Balya Belediyesi’nin düzenlediği “Kırsal Kalkınma İçin Kooperatifçilik ve Tire Süt Kooperatifi Örneği” konulu panel Balya Atatürk Çok Programlı Lisesi’nde gerçekleştirildi. Kooperatifçilik konusunda uzmanların katıldığı panelde Balya için düşünülen Tire Süt Kooperatifi modeli enine boyuna tartışıldı.
Balya’da kalkınmanın gerçekleşmesi için düşünülen kooperatifçiliğin ilçeye vereceği katkıların anlatıldığı panelin açılışını Balya Belediye Başkanı Orhan Gaga yaptı. Gaga kooperatifin kurulması için gece gündüz çalıştıklarını belirterek, tüm Balya’nın el ele vererek kooperatifleşmeyi sağlaması gerektiğine dikkat çekti.

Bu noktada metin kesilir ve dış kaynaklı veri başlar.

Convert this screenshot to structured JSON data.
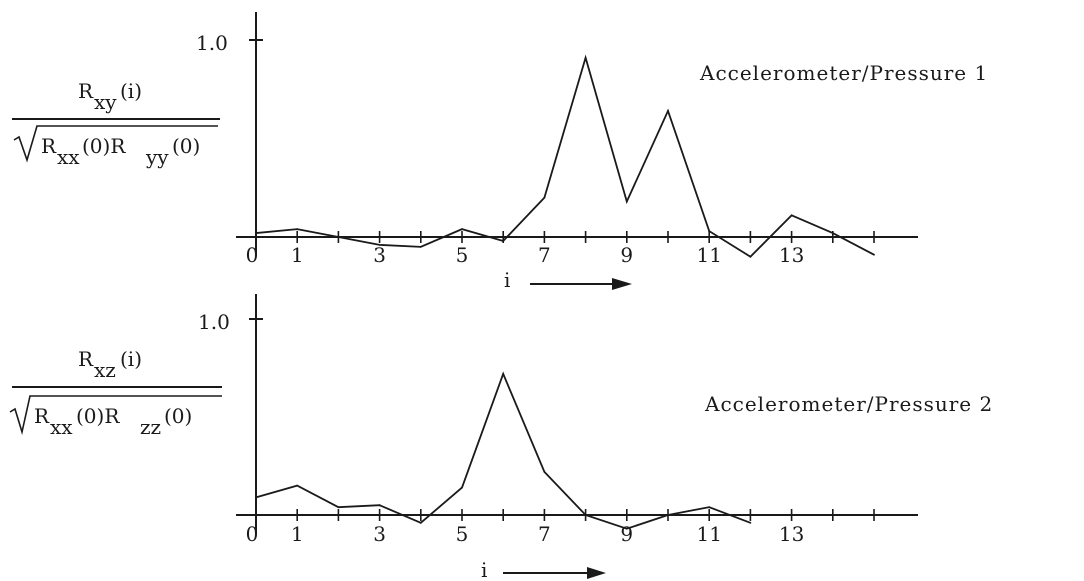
{
  "chart_data": [
    {
      "type": "line",
      "title": "Accelerometer/Pressure 1",
      "ylabel_numerator": "R",
      "ylabel_numerator_sub": "xy",
      "ylabel_numerator_arg": "(i)",
      "ylabel_denominator": "R",
      "ylabel_denominator_sub1": "xx",
      "ylabel_denominator_mid": "(0)R",
      "ylabel_denominator_sub2": "yy",
      "ylabel_denominator_tail": "(0)",
      "xlabel": "i",
      "x_tick_labels": [
        "0",
        "1",
        "3",
        "5",
        "7",
        "9",
        "11",
        "13"
      ],
      "y_tick_labels": [
        "1.0"
      ],
      "ylim": [
        -0.15,
        1.1
      ],
      "xlim": [
        0,
        16
      ],
      "x": [
        0,
        1,
        2,
        3,
        4,
        5,
        6,
        7,
        8,
        9,
        10,
        11,
        12,
        13,
        14,
        15
      ],
      "values": [
        0.02,
        0.04,
        0.0,
        -0.04,
        -0.05,
        0.04,
        -0.02,
        0.2,
        0.91,
        0.18,
        0.64,
        0.03,
        -0.1,
        0.11,
        0.02,
        -0.09
      ]
    },
    {
      "type": "line",
      "title": "Accelerometer/Pressure 2",
      "ylabel_numerator": "R",
      "ylabel_numerator_sub": "xz",
      "ylabel_numerator_arg": "(i)",
      "ylabel_denominator": "R",
      "ylabel_denominator_sub1": "xx",
      "ylabel_denominator_mid": "(0)R",
      "ylabel_denominator_sub2": "zz",
      "ylabel_denominator_tail": "(0)",
      "xlabel": "i",
      "x_tick_labels": [
        "0",
        "1",
        "3",
        "5",
        "7",
        "9",
        "11",
        "13"
      ],
      "y_tick_labels": [
        "1.0"
      ],
      "ylim": [
        -0.15,
        1.1
      ],
      "xlim": [
        0,
        16
      ],
      "x": [
        0,
        1,
        2,
        3,
        4,
        5,
        6,
        7,
        8,
        9,
        10,
        11,
        12
      ],
      "values": [
        0.09,
        0.15,
        0.04,
        0.05,
        -0.04,
        0.14,
        0.72,
        0.22,
        0.0,
        -0.07,
        0.0,
        0.04,
        -0.04
      ]
    }
  ]
}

Balıkesir Üniversitesi Öğretim Üyesi Doç. Dr. Arman Zafer Yalçın’ın moderatörlüğünde düzenlenen panele konuşmacı olarak Tire Süt Kooperatifi Başkanı Mahmut Eskiyörük, Önceki Dönem İzmir Büyükşehir Belediye Başkanı Aziz Kocaoğlu, DEÜ İİBF İktisat Bölüm Başkanı Prof. Dr. Yaşar Uysal ve Proje Danışmanı Melih Ülgen konuşmacı olarak katıldı.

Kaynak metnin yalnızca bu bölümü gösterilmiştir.